For such a meeting to be held late Saturday, it was extremely unusual. But no details have been posted from mid -morning on Saturday.
Israel seems to seek to extend the current phase for another six weeks to return more hostages and release more Palestinian prisoners, but without withdrawing its troops.
The government here is adamant that Hamas, the group responsible for the massacre of October 7, 2023 and the taking of 251 hostages, must put his weapons and give up any form of authority in the Gaza Strip.
Israel also says he is not yet ready to leave the Philadelphi Corridor along the Egypt -Gaza border – a process that was supposed to start on Saturday.
In a statement sent to reporters on Friday, an unnamed Israeli official said: “We will not allow Hamas killers to wander with our borders with pickups and weapons and we will not allow them to be transmitted through smuggling.”
Such anonymous quotes are often thought to come directly from the Prime Minister’s office.
Last summer, efforts to ensure that fire in Gaza fell apart when Netanyahu insisted on preserving the Israeli troops located along the corridor Philadelphi.
On Friday night, Hamas said he would not agree to the expansion of the first phase without guarantees from US, Qatari and Egyptian mediators that the phase would ultimately take place.
Hamas seems to be determined to remain in gas, even if it can be ready to convey the daily management of other Palestinian participants, including the Palestinian power -based power.
Egypt is working on a plan for the reconstruction of Gaza as an alternative to Donald Trump’s proposal to overcome the area and evacuate his entire civilian population.
But Western diplomats are not optimistic that the plan to be opened at the Arab League summit in Cairo next Tuesday has the type of stable security and management arrangements that will be needed to respond to Israeli demands.
This is a critical moment.
Ghetto imagesFor all emotional turmoil over the last few weeks, the Israelis are expecting the gradual release of hostages. It is believed to have 24 lives, still waiting to be released, with another 39 supposed to be dead.
The Israelis desperately want them to everyone, without the type of propaganda displays that have disgusted and angered the whole country.
If the whole process is now enough, public anger – in Hamas and their own government – will grow. Later street protests are planned, including one on Saturday night in the place in Tel Aviv, which all Israelis now know as a hostage square.
“We require the return of all 59 remaining hostages until the 50th day of the agreement,” reads the invitation from the hostages and the missing families forum.

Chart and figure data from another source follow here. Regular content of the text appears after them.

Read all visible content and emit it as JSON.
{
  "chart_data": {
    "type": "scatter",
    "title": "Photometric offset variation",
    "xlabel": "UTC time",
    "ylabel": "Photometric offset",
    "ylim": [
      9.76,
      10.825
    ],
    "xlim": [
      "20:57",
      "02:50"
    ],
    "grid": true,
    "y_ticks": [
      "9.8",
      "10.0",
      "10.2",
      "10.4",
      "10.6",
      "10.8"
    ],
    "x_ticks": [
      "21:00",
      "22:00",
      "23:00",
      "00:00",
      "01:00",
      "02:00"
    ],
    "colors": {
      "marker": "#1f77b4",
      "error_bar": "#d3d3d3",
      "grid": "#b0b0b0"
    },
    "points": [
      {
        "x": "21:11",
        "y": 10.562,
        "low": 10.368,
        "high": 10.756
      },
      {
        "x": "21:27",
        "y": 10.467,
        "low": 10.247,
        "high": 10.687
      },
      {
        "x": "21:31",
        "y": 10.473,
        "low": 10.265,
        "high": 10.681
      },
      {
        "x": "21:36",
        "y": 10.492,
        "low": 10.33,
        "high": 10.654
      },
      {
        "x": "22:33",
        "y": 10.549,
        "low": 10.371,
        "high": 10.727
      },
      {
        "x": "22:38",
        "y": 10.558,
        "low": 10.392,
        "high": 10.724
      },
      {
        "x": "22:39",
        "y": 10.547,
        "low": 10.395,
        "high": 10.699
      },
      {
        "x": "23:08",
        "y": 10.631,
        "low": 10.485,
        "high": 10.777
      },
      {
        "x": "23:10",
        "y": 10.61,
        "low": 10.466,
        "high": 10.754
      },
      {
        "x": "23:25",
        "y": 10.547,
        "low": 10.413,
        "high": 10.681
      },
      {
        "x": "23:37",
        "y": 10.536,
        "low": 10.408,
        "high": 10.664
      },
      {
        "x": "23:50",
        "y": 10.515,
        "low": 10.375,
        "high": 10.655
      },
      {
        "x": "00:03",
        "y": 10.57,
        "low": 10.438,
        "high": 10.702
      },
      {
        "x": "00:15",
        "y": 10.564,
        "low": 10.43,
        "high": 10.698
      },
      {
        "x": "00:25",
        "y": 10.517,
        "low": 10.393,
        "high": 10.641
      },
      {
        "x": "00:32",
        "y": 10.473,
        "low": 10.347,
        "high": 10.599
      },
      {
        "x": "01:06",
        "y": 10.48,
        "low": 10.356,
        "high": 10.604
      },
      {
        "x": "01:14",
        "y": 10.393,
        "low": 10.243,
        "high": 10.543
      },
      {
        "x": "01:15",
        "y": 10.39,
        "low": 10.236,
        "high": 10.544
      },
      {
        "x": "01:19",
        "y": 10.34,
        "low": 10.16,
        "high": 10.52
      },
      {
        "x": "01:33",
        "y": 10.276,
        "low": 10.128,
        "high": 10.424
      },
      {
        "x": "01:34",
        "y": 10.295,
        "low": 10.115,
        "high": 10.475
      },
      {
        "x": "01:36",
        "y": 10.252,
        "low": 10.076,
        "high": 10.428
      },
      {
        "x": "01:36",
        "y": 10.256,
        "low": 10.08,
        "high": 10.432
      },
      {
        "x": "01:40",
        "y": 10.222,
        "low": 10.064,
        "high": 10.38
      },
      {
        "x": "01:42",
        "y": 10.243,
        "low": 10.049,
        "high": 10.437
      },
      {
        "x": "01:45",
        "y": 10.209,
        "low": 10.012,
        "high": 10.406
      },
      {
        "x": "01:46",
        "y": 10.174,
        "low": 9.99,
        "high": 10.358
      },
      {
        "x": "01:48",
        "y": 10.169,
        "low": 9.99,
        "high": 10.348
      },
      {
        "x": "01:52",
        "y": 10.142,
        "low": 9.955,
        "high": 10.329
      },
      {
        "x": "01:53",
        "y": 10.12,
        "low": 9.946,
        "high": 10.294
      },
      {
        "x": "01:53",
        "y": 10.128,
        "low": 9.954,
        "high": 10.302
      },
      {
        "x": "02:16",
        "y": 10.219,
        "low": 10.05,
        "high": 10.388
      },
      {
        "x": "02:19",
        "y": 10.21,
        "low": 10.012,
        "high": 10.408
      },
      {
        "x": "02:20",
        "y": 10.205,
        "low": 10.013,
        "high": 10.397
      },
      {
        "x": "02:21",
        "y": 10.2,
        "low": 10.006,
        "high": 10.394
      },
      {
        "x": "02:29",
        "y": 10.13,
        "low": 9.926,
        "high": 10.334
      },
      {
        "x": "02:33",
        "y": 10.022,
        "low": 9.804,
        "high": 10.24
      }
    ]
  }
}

“Now is our only window of opportunities – we will not get another one.”
UN Secretary -General Antonio Guterres weighed, calling on the countries “not to suffer any effort to avoid a breakdown of this deal.”
There is a widespread belief that sooner or later the war will start again.
This is a gloomy perspective for the hostages and for two million Palestinians in Gaza, who are trying to bring their lives together in the current, fragile peace.
In a place where families are still digging bodies from the ruins, sometimes with their bare hands, the thought of resuming a conflict, which has already taken tens of thousands of lives, is freezing.
The areas in the midst of the Gaza Strip, which have escaped from the worst of the conflict, will probably suffer badly from any return to the war, which will make it even more difficult to maintain life in this devastated strip of land.